Less practice between games, Quenneville noticed, is actually a good thing.
That's why it wasn't surprising Saturday to see the Blackhawks doing calisthenics in the hallway outside the locker room at United Center instead of skating on the ice. They're saving their energy for Game 6 on Sunday at United Center against the St. Louis Blues (3 p.m. ET; NBC, CBC, RDS), leading the best-of-7 Western Conference First Round series 3-2 with a chance to close it out.

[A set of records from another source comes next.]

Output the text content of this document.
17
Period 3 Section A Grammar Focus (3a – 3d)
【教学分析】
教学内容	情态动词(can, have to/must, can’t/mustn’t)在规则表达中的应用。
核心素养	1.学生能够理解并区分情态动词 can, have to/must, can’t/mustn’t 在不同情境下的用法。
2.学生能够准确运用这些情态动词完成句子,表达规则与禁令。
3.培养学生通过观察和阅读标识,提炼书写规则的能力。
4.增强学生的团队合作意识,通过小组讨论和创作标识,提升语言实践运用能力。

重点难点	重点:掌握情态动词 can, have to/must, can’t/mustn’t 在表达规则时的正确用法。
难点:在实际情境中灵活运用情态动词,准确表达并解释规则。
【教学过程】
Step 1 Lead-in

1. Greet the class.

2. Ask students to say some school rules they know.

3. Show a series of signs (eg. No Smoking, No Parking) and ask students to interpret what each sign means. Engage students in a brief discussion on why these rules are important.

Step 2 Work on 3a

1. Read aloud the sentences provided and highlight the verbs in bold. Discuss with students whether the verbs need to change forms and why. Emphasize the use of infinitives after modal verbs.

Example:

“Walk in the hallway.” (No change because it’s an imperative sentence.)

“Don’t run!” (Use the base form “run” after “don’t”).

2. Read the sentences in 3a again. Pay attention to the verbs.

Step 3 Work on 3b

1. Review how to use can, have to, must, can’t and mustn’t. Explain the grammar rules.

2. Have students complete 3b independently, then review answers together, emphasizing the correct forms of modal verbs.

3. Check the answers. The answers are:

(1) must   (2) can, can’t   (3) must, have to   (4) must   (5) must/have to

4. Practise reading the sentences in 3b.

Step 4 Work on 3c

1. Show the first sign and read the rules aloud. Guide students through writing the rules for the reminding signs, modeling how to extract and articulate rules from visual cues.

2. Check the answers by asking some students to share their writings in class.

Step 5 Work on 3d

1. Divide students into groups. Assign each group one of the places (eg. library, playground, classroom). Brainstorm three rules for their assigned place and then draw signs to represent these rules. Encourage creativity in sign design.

"I think we've gone and progressed in series where, whether it was early in the playoffs or as you progressed, that in between game days, staying off the ice and [making] sure we're maxing out with our energy [on] game day is something we've looked at," Quenneville said. "I think the players ... we always say they don't want to practice anyways. And just having a non-productive practice sometimes can be deteriorating to your team game. So we try to have [it] when you're on the ice, to have a little bit of pace with [you]."
Prior to this series, Quenneville held practice three straight days. Aside from morning skates, the Blackhawks haven't practiced since.
Four of the five games have gone past regulation, which factored into that decision, plus the minutes for a some of the defensemen increased during a three-game suspension assessed to Brent Seabrook for an illegal hit in Game 2. Seabrook will return Sunday.
Quenneville handled it this way a year ago during a compressed regular-season schedule and the march to the 2013 Stanley Cup.
"Morning skates, you can't really get that same kind of pace, but when we do practice between games, hopefully we're going hard," he said. "But every other day [off the ice], that's been the trend we've had and the guys seem to like that schedule."